The world must be a better place for your presence. And the good that is in you must spread to others."
- Gordon B Hinckley

Tuesday, December 17, 2013

Ch-ch-ch-changes!


I’ll just ignore the fact that I’ve not written anything for months! Right now I’m sitting on a borrow air mattress in our very empty home. The home that we purchased 7 years ago when Ellie was 17 months old and I was 6 months pregnant with Noah. The home where I spent many days, weeks, months home alone with the kids because James was working 15-18 hour days, 7 days a week being a Military Training Instructor. The home where my kids all learned to walk and talk, where I built a sandbox and garden and set up inflatable pools to keep them busy and happy. I have many good memories of our family in this home. But we’ve definitely outgrown it and now we’ve sold it and we’re preparing to head to Alaska!

It’s funny though: our kids have had more fun with a completely empty house in the past couple days, than I think they’ve had with all their toys and things over the past couple months! They have a few blankets, pillows and a gallon-size Ziploc bag of Duplos to play with and yet it’s kept them laughing and running around and being silly for hours and hours. I haven’t heard them utter, “I’m bored” since the packers took all our household goods last week.

Everyday, it seems there is one more thing we add to our “to-do” list, whether it be here in San Antonio or for once we arrive to Wasilla. And it’s emotionally exhausting. Thankfully I don’t have to do it alone; James is an amazing husband and I love solving all our problems with him. Last night our two problems to work out were: being a one car family for three weeks (I’m not upset, I’m glad we sold our truck last night, but it’s still an adjustment) and how we’re going to get the five of us and our luggage and our two pets to the airport. We agreed on just getting two mini-van Taxi’s, which is going to end up costing us over $150, by the way, ugh.

James and I have always said how we'd love to unplug and raise our kids more how we were raised. Well it's truly about to happen and some of it is actually no choice of our own. In our new home we will have no Netflix, Roku or satellite television; we will get less Internet in our home than we currently get on our phones. I can’t believe I’m even the slightest bit upset, because we don’t watch that much t.v. but the thought of having to watch how much Internet we use each day just stresses me out a little bit. I’m happy that we’ll be spending more time away form the t.v. and computer, however I do think that it will take a little time for everyone to get used to it.

Oh and we have a septic tank which means we have no garbage disposal and when we called to set up our trash service, we discovered we're going to have to cut back the amount of trash to a quarter of what we throw out right now. I guess we'll be composting and recycling a lot more than we do now. I actually spent a couple hours researching worm composting!
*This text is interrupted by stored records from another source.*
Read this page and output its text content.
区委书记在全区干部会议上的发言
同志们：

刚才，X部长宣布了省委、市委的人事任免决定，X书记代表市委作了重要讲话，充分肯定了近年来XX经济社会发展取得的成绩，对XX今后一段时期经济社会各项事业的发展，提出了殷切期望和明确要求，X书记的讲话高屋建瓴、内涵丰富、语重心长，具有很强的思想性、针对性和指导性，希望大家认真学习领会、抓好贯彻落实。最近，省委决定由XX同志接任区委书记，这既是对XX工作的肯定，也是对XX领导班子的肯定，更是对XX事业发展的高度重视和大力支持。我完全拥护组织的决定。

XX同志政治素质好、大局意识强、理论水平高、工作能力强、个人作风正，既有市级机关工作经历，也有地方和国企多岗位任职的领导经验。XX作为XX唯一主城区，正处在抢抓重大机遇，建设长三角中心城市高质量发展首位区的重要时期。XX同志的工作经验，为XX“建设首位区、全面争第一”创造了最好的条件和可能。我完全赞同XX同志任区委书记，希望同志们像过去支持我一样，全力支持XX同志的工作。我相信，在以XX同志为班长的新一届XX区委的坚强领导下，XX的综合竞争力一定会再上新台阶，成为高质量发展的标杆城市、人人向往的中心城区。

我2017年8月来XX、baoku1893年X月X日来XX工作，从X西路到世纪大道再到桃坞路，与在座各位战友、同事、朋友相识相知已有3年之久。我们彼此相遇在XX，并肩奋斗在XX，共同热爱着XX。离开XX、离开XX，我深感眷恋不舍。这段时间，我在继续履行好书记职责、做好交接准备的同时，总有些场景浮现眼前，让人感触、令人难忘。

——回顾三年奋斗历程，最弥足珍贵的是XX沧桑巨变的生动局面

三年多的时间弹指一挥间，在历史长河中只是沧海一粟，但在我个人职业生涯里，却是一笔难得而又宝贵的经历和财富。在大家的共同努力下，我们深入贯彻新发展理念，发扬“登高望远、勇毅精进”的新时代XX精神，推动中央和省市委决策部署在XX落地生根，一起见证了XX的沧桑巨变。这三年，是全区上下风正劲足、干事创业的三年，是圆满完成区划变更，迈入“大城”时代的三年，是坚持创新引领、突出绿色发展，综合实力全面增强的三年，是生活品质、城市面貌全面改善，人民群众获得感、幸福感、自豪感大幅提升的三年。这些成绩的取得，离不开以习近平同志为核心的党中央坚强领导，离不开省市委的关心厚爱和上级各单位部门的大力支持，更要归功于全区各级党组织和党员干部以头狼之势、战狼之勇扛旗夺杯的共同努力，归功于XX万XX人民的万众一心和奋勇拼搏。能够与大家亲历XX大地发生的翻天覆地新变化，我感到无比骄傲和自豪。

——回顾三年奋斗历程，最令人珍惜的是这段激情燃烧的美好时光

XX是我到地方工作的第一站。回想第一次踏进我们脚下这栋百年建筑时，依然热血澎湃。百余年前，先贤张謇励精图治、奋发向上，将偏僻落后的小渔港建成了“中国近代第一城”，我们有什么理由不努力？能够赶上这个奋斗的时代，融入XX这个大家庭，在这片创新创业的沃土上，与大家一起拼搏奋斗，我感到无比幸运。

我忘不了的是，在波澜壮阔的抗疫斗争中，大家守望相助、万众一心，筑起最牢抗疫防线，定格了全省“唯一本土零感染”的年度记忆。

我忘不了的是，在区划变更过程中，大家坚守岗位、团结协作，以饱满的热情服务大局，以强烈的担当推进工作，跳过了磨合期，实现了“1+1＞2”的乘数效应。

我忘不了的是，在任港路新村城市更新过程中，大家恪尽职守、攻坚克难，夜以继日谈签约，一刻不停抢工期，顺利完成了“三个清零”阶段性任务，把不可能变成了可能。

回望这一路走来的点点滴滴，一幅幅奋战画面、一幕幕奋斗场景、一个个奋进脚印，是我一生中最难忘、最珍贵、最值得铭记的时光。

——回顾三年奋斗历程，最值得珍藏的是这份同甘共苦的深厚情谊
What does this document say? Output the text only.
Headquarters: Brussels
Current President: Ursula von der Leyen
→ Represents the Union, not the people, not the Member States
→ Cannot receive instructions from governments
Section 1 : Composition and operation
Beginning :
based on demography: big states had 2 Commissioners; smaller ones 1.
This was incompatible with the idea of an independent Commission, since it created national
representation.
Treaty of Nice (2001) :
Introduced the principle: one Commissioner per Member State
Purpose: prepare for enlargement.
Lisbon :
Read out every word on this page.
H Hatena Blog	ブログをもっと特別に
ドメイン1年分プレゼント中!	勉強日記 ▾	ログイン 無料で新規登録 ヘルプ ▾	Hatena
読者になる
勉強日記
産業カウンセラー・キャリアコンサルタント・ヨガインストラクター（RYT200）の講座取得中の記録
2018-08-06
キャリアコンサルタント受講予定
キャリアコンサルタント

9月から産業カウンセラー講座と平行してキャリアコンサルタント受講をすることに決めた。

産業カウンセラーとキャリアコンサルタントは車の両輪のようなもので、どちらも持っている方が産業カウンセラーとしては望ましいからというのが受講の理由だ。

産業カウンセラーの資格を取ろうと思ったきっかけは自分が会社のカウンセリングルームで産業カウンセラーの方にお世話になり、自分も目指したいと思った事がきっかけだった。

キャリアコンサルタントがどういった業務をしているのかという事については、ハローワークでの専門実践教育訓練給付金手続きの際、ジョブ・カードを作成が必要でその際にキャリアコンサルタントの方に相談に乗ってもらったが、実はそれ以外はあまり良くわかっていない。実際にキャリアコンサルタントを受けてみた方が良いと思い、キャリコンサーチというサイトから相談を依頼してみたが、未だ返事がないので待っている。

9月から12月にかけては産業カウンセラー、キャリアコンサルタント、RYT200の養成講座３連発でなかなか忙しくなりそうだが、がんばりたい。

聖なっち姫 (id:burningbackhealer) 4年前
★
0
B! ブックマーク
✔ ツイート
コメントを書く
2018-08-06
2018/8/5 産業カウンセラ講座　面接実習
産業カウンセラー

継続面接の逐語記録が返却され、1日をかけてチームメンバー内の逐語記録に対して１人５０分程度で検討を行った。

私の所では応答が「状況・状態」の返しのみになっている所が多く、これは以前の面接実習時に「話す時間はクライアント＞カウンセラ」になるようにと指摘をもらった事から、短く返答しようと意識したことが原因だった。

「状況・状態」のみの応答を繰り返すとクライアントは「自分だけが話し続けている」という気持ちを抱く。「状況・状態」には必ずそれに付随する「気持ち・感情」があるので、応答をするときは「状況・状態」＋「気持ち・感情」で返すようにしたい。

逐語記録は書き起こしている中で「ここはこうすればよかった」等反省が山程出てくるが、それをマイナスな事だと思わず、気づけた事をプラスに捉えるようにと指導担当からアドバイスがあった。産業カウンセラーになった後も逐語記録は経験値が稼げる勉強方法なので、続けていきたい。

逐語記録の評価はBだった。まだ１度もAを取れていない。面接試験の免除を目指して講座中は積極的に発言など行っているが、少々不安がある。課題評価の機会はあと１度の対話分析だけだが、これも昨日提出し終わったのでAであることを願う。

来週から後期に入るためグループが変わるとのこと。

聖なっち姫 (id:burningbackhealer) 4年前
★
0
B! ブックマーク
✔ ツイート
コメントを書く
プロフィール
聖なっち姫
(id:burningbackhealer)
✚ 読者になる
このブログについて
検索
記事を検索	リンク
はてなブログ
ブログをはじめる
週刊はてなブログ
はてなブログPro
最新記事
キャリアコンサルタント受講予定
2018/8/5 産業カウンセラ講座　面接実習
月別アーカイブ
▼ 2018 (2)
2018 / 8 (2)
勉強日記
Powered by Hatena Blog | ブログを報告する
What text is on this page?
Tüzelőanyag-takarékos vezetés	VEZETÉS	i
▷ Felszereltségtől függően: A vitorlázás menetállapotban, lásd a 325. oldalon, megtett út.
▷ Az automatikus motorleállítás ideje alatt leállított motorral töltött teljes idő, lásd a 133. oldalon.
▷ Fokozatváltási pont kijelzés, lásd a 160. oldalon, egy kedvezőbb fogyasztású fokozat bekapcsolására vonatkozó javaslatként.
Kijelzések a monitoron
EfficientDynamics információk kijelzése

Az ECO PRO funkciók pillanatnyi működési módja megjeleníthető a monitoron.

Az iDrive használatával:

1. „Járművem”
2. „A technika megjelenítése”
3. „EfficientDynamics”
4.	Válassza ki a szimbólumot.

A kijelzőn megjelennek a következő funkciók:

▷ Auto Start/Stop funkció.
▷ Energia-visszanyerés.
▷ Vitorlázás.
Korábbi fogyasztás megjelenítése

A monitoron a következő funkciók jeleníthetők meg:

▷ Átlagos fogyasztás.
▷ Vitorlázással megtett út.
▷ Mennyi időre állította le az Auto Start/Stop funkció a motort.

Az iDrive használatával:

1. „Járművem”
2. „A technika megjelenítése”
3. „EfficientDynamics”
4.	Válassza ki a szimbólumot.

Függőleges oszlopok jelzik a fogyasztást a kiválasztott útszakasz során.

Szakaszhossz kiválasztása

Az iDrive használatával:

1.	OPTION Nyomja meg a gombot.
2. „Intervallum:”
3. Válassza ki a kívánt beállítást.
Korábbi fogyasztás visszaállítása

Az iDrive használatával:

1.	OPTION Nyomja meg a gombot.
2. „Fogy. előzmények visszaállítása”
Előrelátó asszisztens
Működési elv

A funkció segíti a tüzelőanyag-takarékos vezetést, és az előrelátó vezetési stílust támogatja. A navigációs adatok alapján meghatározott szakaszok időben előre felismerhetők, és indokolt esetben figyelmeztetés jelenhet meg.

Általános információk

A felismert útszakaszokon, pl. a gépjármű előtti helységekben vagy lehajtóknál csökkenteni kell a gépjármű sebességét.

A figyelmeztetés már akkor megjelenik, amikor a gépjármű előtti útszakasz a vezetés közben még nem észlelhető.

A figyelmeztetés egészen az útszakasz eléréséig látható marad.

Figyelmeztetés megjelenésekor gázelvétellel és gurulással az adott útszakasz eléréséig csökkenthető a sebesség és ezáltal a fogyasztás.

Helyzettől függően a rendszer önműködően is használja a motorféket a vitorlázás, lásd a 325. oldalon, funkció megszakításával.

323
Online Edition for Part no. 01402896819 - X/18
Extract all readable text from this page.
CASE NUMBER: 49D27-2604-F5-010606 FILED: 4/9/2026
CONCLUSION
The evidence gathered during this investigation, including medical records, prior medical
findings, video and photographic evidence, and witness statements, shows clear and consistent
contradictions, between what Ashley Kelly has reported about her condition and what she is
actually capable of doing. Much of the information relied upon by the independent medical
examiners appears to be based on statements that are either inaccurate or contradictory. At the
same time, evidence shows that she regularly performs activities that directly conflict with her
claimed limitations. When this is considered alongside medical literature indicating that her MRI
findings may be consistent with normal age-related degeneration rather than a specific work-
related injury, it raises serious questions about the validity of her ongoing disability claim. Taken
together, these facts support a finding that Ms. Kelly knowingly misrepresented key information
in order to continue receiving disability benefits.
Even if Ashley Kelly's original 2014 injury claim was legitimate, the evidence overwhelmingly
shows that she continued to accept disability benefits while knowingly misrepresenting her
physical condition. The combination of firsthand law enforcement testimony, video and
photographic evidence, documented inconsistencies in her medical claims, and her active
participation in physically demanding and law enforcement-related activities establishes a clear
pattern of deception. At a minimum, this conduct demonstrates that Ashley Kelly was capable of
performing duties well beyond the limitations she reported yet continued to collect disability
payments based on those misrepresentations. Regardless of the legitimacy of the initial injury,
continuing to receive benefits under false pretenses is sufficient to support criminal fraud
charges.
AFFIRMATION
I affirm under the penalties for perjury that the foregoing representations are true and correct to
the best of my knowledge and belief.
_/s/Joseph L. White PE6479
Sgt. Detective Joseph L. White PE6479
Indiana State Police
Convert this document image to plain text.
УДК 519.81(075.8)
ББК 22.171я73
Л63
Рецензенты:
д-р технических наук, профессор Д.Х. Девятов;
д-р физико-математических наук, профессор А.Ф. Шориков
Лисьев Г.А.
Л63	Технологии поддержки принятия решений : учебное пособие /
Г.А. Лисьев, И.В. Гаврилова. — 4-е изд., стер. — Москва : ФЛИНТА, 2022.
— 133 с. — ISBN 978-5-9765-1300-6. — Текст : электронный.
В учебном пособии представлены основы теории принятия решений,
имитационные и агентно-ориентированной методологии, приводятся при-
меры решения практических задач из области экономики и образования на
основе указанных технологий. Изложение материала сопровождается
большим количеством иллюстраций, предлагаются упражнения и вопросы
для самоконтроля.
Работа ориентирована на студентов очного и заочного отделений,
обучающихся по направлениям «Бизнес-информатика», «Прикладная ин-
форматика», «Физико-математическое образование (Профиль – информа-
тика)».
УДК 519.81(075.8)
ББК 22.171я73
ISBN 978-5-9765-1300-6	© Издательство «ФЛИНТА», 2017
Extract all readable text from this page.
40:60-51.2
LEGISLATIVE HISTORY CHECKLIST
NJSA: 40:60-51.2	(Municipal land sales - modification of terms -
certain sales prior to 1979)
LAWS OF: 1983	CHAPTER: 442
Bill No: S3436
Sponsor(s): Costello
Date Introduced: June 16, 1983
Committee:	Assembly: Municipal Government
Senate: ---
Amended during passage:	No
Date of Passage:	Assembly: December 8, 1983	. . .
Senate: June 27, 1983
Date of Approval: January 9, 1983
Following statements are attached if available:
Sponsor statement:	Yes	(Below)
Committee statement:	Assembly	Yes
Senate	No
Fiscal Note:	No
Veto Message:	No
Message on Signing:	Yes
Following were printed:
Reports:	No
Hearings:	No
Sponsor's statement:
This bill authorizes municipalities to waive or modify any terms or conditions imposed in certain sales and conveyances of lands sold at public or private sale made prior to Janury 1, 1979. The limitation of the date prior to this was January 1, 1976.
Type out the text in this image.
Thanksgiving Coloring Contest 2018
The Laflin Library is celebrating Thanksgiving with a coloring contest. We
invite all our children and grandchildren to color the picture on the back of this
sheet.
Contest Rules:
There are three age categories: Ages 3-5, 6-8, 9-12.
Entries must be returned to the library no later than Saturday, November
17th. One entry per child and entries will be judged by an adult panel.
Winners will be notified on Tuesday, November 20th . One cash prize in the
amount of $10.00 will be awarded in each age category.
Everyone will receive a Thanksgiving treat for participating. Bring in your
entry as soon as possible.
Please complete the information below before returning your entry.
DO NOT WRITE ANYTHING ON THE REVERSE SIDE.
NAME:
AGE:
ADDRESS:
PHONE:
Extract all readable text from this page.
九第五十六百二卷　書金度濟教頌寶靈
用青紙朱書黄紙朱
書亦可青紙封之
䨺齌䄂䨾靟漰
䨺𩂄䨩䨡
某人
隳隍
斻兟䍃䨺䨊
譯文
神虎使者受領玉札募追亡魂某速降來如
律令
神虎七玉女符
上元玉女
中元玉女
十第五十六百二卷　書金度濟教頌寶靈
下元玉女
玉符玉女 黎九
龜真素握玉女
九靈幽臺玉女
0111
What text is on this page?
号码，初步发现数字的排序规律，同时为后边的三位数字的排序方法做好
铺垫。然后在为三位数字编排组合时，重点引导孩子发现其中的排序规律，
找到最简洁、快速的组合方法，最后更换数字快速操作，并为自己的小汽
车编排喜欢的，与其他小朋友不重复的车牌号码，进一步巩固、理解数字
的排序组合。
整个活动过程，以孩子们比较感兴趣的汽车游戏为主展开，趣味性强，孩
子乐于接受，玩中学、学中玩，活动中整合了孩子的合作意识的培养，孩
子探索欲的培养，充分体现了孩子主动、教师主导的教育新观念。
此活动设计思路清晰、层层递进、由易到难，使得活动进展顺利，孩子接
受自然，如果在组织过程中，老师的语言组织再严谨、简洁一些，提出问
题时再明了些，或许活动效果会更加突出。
I know it won’t be hard per sey, to not throw food down the sink and to recycle our recyclables, but it’s just not something we’ve had to do before. I feel like this is going to be so much change all at once.

I think that the weather change is going to be a shock for the three kids (as well as me! Even though I claim to be a Minnesotan still, this San Antonio weather has messed me up a little over the past 7 years!) but I’m hoping that there will be so many new and fun things that they’ll not complain too much. I think they’ll be excited to run around in our big backyard. We currently live on less than a tenth of an acre and our new home is on two-thirds of an acre. I think they’ll love it!